Yoo Tae-Kyung, Kim Sei Joong, Lee JungSun, Lee Sae Byul, Lee Soo Jung, Park Ho Yong, Park Heung Kyu, Chae Byung Joo, Eom Yong Hwa, Kim Hyung Suk, Song Byung Joo
Department of Surgery, Seoul St. Mary's Hospital, College of Medicine, The Catholic University of Korea, Seoul, Republic of Korea; Cancer Research Institute, College of Medicine, The Catholic University of Korea, Seoul, Republic of Korea.
Department of Surgery, Inha University, College of Medicine, Incheon, Republic of Korea.
Clin Breast Cancer. 2020 Jun;20(3):e281-e289. doi: 10.1016/j.clbc.2019.11.011. Epub 2019 Dec 6.
A prediction model with high sensitivity for the detection of negative axillary involvement can reduce additional axillary surgery in patients with ductal carcinoma in situ (DCIS) upstaged to invasive cancer while saving patients with pure DCIS from unnecessary axillary surgeries. Using a nationwide database, we developed and validated a scoring system for guidance in selective sentinel lymph node biopsy omission.
A total of 41,895 patients with clinically node-negative breast cancer from the Korean Breast Cancer Registry were included. The study cohort was randomly divided for the development and validation of the prediction model. Missing data were filled in using multiple imputation. Factors that were significantly associated with axillary lymph node (ALN) metastasis in > 50% of datasets were included in the final prediction model.

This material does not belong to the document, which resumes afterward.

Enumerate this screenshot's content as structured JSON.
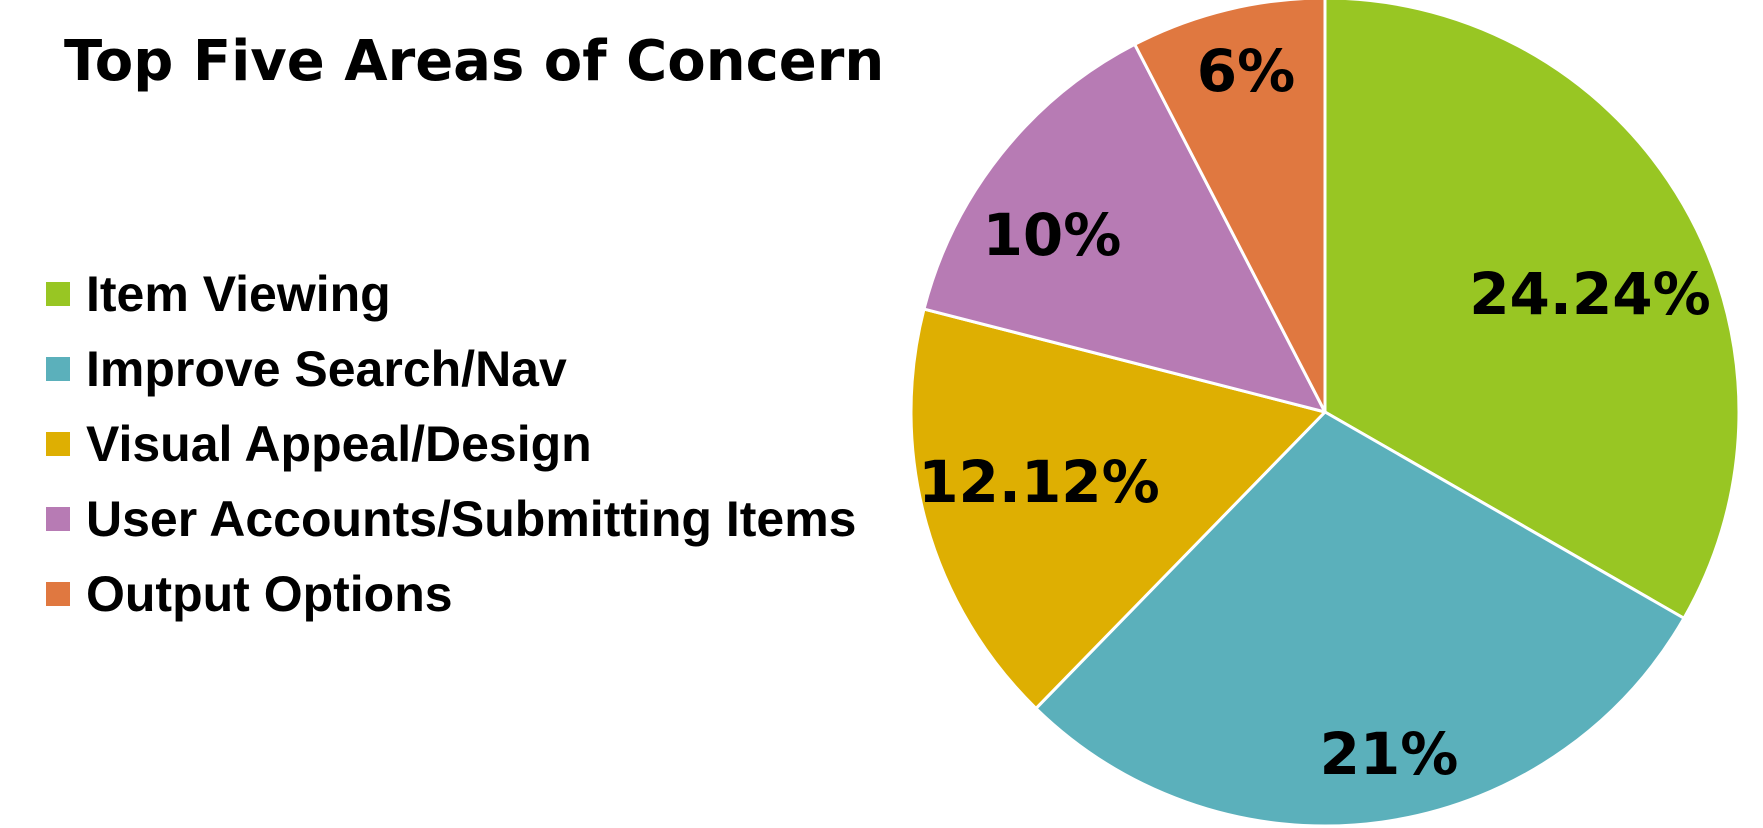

The frequency of ALN metastasis in the total cohort was 24.5%. After multivariable logistic regression analysis, variables that were associated with ALN metastasis were palpability, multifocality, location, size, histologic type, grade, lymphovascular invasion, hormone receptor expression, and Ki-67 level. A scoring system was developed using these factors. The areas under the receiver operating characteristic curve for the scoring system was 0.750 in both training and validating sets. The cutoff value for performing sentinel lymph node biopsy was determined as a score of 4 to obtain prediction sensitivity higher than 95%.
A scoring system to predict the probability of ALN metastasis was developed and validated. The application of this system in the clinic may reduce unnecessary axillary surgeries in patients with DCIS and minimize additional axillary surgery for upstaged patients with invasive cancer.
一种对检测腋窝淋巴结阴性具有高灵敏度的预测模型,可以减少原位导管癌(DCIS)进展为浸润性癌患者的额外腋窝手术,同时避免纯DCIS患者接受不必要的腋窝手术。我们利用全国性数据库开发并验证了一种评分系统,以指导选择性省略前哨淋巴结活检。
纳入了韩国乳腺癌登记处41895例临床腋窝淋巴结阴性的乳腺癌患者。研究队列被随机分为两部分,用于预测模型的开发和验证。使用多重填补法填充缺失数据。在超过50%的数据集中与腋窝淋巴结(ALN)转移显著相关的因素被纳入最终预测模型。
整个队列中ALN转移的频率为24.5%。经过多变量逻辑回归分析,与ALN转移相关的变量包括可触及性、多灶性、位置、大小、组织学类型、分级、淋巴管浸润、激素受体表达和Ki-67水平。利用这些因素开发了一种评分系统。该评分系统在训练集和验证集中的受试者操作特征曲线下面积均为0.750。将进行前哨淋巴结活检的临界值确定为4分,以获得高于95%的预测灵敏度。
开发并验证了一种预测ALN转移概率的评分系统。该系统在临床上的应用可能会减少DCIS患者不必要的腋窝手术,并将进展为浸润性癌患者的额外腋窝手术降至最低。